A l'inverse, la thèse hobbesienne avait le défaut d'être très abstraite, et de devoir recourir à des stratégies ad hoc pour défendre sa position. Elle devait dire que, malgré ces comportements apparemment altruistes, en réalité, il y a bien un calcul de ce qui est bon pour nous, donc un calcul purement égoïste, même s'il n'est pas apparent. Il y aurait donc une sorte de calcul très rapide, quasiment inconscient, qui nous porte à aider notre famille, parce que le résultat du calcul nous montre que nous en tirerons à l'avenir un avantage. Hélas, les calculs que l'on ne voit pas n'existent pas, et il est probable que ce calcul, s'il était fait, serait faux. Autre solution, il serait aussi possible de dire que les individus sont simplement irrationnels, et suivent des conduites contraires à leurs intérêts, en connaissance de cause. Hélas, encore une fois, dire ceci consiste à insulter les hommes, mais confirme quand même la théorie que l'on voulait combattre, celle selon laquelle les hommes ne sont pas égoïstes. 

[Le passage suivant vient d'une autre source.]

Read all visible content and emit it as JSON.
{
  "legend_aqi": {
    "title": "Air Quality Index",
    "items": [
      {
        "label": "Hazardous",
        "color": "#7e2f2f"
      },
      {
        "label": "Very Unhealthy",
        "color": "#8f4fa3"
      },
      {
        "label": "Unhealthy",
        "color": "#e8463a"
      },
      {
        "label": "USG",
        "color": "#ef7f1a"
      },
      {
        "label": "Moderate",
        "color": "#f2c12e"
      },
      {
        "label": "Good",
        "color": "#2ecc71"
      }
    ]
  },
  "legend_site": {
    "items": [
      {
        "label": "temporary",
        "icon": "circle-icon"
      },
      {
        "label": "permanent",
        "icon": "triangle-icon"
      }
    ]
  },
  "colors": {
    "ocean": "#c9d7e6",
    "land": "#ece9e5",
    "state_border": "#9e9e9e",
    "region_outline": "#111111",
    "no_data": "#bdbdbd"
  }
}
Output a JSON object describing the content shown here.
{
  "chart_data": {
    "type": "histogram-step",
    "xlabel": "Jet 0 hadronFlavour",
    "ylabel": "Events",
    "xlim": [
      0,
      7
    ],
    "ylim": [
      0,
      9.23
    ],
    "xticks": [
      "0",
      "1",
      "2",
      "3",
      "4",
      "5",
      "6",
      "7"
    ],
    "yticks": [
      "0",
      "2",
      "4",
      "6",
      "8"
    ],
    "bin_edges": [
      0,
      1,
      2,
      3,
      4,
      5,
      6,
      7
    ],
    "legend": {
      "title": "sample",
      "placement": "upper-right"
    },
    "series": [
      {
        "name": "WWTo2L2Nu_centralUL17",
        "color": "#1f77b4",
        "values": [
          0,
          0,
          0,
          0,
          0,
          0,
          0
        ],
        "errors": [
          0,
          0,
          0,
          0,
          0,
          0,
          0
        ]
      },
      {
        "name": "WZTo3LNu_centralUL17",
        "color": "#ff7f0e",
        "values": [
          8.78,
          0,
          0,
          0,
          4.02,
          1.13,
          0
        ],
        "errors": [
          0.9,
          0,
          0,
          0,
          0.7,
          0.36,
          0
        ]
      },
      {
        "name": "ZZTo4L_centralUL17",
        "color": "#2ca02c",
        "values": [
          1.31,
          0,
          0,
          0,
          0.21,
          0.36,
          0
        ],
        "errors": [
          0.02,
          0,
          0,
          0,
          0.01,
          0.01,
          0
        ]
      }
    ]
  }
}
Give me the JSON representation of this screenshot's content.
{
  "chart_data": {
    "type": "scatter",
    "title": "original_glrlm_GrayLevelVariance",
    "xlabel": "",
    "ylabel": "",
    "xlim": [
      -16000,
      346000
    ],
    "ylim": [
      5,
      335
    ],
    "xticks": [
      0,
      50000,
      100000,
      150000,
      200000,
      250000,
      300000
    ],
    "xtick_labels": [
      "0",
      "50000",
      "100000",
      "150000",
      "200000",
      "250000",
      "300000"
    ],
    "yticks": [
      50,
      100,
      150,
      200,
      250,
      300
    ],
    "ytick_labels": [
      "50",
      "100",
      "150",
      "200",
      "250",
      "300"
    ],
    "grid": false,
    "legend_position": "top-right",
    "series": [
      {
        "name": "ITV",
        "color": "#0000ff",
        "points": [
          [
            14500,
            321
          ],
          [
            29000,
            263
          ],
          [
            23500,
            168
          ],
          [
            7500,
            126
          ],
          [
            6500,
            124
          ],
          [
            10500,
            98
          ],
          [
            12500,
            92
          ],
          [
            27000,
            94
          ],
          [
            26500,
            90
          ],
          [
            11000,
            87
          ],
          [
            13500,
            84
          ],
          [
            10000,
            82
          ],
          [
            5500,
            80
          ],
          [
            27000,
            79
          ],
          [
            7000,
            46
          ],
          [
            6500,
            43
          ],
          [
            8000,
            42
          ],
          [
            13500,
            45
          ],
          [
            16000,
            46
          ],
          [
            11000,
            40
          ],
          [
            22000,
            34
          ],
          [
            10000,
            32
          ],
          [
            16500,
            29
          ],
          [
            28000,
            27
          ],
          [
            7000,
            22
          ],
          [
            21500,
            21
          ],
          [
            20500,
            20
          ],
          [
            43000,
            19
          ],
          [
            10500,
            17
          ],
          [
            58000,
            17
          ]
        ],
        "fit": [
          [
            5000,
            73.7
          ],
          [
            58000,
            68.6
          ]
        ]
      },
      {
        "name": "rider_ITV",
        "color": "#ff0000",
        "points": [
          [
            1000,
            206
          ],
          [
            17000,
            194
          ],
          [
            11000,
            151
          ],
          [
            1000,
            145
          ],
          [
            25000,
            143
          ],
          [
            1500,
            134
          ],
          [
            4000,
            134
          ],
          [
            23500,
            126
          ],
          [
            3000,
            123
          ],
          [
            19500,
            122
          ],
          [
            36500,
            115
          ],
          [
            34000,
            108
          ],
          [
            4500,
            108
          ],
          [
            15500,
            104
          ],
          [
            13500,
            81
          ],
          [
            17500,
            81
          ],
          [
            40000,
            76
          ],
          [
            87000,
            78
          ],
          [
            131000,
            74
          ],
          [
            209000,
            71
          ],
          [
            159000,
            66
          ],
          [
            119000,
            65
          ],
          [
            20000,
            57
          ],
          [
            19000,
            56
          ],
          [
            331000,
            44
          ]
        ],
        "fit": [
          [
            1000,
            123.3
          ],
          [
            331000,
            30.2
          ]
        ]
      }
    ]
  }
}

Entrons maintenant davantage dans le vif du sujet, après ces trop longs rappels historiques. L'enjeu est d'établir si l'enfant a dès le plus jeune âge la capacité de ressentir les sentiments d'autrui, s'il est doué d'empathie. Les multiples travaux d'éthologie, autant humaine qu'animale, tendent aujourd'hui à le montrer. Mais elles le montrent d'une manière presque plus conceptuelle qu'empirique. Car comment l'enfant parvient-il à apprendre, dans toutes les sociétés qui disposent d'une culture minimale (hommes, grands singes, grands animaux marins, oiseaux)? Ils apprennent par l'observation de leurs congénères, et par l'imitation de leurs gestes. Il n'y a pas, chez la plupart des animaux, de transmission de pratiques par un enseignement conscient et utilisant des signes. Au lieu de cela, les parents montrent l'exemple (les hommes aussi transmettent ainsi l'immense majorité de ce qu'ils enseignent à leurs enfants). Donc, suivre l'exemple, imiter, est une capacité innée chez les enfants des espèces disposant d'une culture. Si les enfants n'imitaient pas, la culture ne se transmettrait pas. Or, il est maintenant indéniable que des traits culturels arrivent à se transmettre dans certaines communautés animales.
Mais puisque l'imitation suppose la capacité de reconnaître l'autre comme étant assez semblable à soi-même, du moins suffisamment semblable pour être imité, alors l'imitation ne vient jamais seule, elle vient toujours avec une tendance à l'empathie. L'empathie, le fait de se mettre à la place d'autrui, de ressentir ce qu'il ressent, est une condition de possibilité de l'imitation, donc de l'apprentissage. On a bien constaté que les singes élevés parmi les singes ne parviennent presque pas à imiter les hommes qui leur montrent certains gestes ou techniques, parce qu'ils ne s'identifient pas aux hommes. Par contre, un singe élevé parmi les hommes dès son jeune âge, et qui a donc appris à s'identifier à eux, arrive très bien à les imiter. L'imitation n'est donc possible que par une empathie préalable avec la personne imitée. Et s'il y a empathie, il y a aussi prise en compte des sentiments d'autrui, et donc aussi tous les comportements que cette empathie produit, à savoir les tendances à aider ses proches, à leur faire éviter la souffrance. 
Ainsi, il y a là un raisonnement quasiment logique en faveur de la bonté humaine (et de la bonté des animaux de culture) : la culture requiert l'imitation; or l'imitation requiert l'empathie; donc tous les animaux de culture sont naturellement capables d'empathie. Et puisque l'empathie produit des comportements bienveillants à l'égard des autres, alors les comportements bienveillants à l'égard des autres sont naturels. Si les hommes ne ressentaient pas les sentiments des autres, s'ils ne sentaient pas que les autres sont comme eux, alors ils n'auraient pas idée de les imiter, et la culture s'effondrerait bien vite. Mais puisque les hommes s'identifient immédiatement aux autres, ils deviennent capables dans le même temps d'apprendre et d'être moral.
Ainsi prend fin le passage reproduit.